Sejarah QRIS, Tarifnya Tak Gratis Lagi untuk Usaha Mikro

ANTARA FOTO/Yulius Satria Wijaya/foc.
Sejumlah pembeli memilih barang saat bazar UMKM di Cibinong, Kabupaten Bogor, Jawa Barat, Selasa (20/6/2023).
6/7/2023, 14.56 WIB

Bank Indonesia menerapkan tarif 0,3% bagi usaha mikro yang menggunakan Quick Response Code Indonesian Standard alias QRIS per Sabtu lalu (1/7). Pedagang membayar tarif ini untuk setiap transaksi barang dan jasa.

Sebelumnya, bank sentral telah memperpanjang dua kali kelonggaran tarif bagi usaha mikro. Angkanya 0% hingga 30 Juni 2023. Untuk usaha non-mikro, bank sentral menerapkan tarif sebesar 0,7%.

Menurut juru bicara BI Erwin Haryono, pendapatan dari tarif tersebut untuk mengganti investasi dan ongkos operasional yang telah dikeluarkan oleh pihak penyelenggara QRIS. Pihak-pihak ini meliputi lembaga penyedia jasa pembayaran dan switching.

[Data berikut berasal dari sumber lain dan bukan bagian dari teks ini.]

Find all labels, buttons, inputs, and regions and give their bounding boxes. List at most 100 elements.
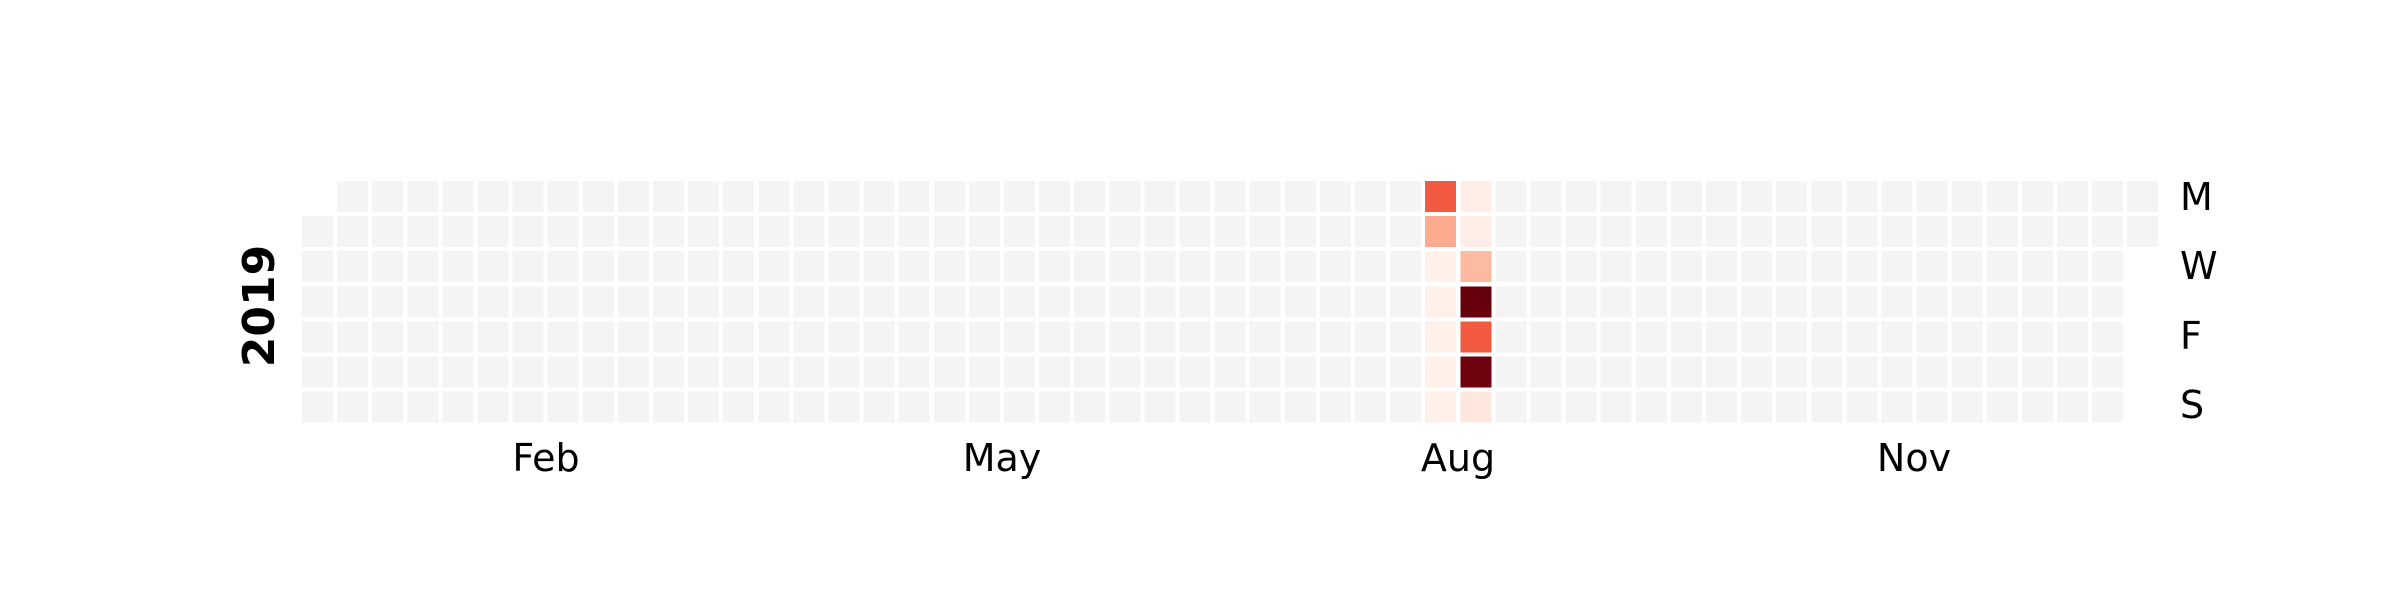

BI berharap para pedagang tidak meneruskan peningkatan tarif ini ke konsumen dengan menaikkan harga. Peraturan Bank Indonesia Nomor 23 Tahun 2021 tentang Standar Nasional Sistem Pembayaran juga melarangnya.

“Penerapan merchant discount rate atau MDR QRIS usaha mikro ini dilakukan untuk menjaga keberlangsungan ekosistem penyelenggaraan layanan dalam jangka panjang,” kata Erwin dalam keterangannya pada Rabu (5/7).

Target transaksi QRIS di Maluku Utara (ANTARA FOTO/Andri Saputra/aww.)

Berawal dari Kode QR yang Berbeda-Beda

BI meluncurkan QRIS pada 17 Agustus 2019, bertepatan dengan hari ulang tahun ke-74 Indonesia. Bank sentral baru mengimplementasikan layanan pembayaran ini pada 1 Januari 2020 untuk memfasilitasi persiapan bagi para penyelenggara jasa sistem pembayaran (PJSP).

Peluncuran QRIS merupakan bagian dari pencapaian Visi Sistem Pembayaran Indonesia atau SPI 2025. BI meluncurkan visi tersebut kira-kira tiga bulan sebelum melepas layanan pembayaran itu ke publik.

“Dalam peluncuran tersebut, Gubernur Bank Indonesia, Perry Warjiyo menyampaikan, QRIS yang mengusung semangat UNGGUL (UNiversal, GampanG, Untung dan Langsung), bertujuan untuk mendorong efisiensi transaksi, mempercepat inklusi keuangan, memajukan UMKM, yang pada akhirnya dapat mendorong pertumbuhan ekonomi, untuk Indonesia Maju,” tulis BI dalam siaran pers yang terbit pada 17 Agustus 2019.

QRIS muncul sebagai solusi terhadap kesemrawutan pembayaran dengan kode QR. Masing-masing perusahaan teknologi finansial memiliki kode QR sendiri, termasuk GoPay saat itu dari PT Gojek Indonesia, OVO dari PT Visionet Internasional, dan Dana dari PT Espay Debit Indonesia Koe. Jika pedagang hanya memiliki kode QR Gopay, maka konsumen hanya bisa menggunakan GoPay untuk bertransaksi.

Pada 2018, GoPay menjadi uang elektronik pertama yang meluncurkan fitur pembayaran menggunakan kode QR. Namun, OVO mampu bersaing dengan menjangkau 9 ribu usaha kecil pada tahun yang sama.

Sebelum menjangkau publik, BI melaksanakan uji coba (pilot) spesifikasi teknis kode QR dan interkoneksinya pada periode September-November 2018 dan April-Mei 2019. BI bekerjasama dengan Asosiasi Sistem Pembayaran Indonesia (ASPI) dalam menyusun QRIS.

BI meluncurkan QRIS untuk mengintegrasikan pembayaran dengan kode QR. Pedagang dan konsumen saat ini dapat menggunakannya untuk pembayaran lewat uang elektronik, dompet elektronik, dan perbankan seluler (mobile banking).

Hingga Februari 2023, BI mencatat jumlah pedagang QRIS telah mencapai 24,9 juta dan jumlah penggunanya hingga 30,87 juta.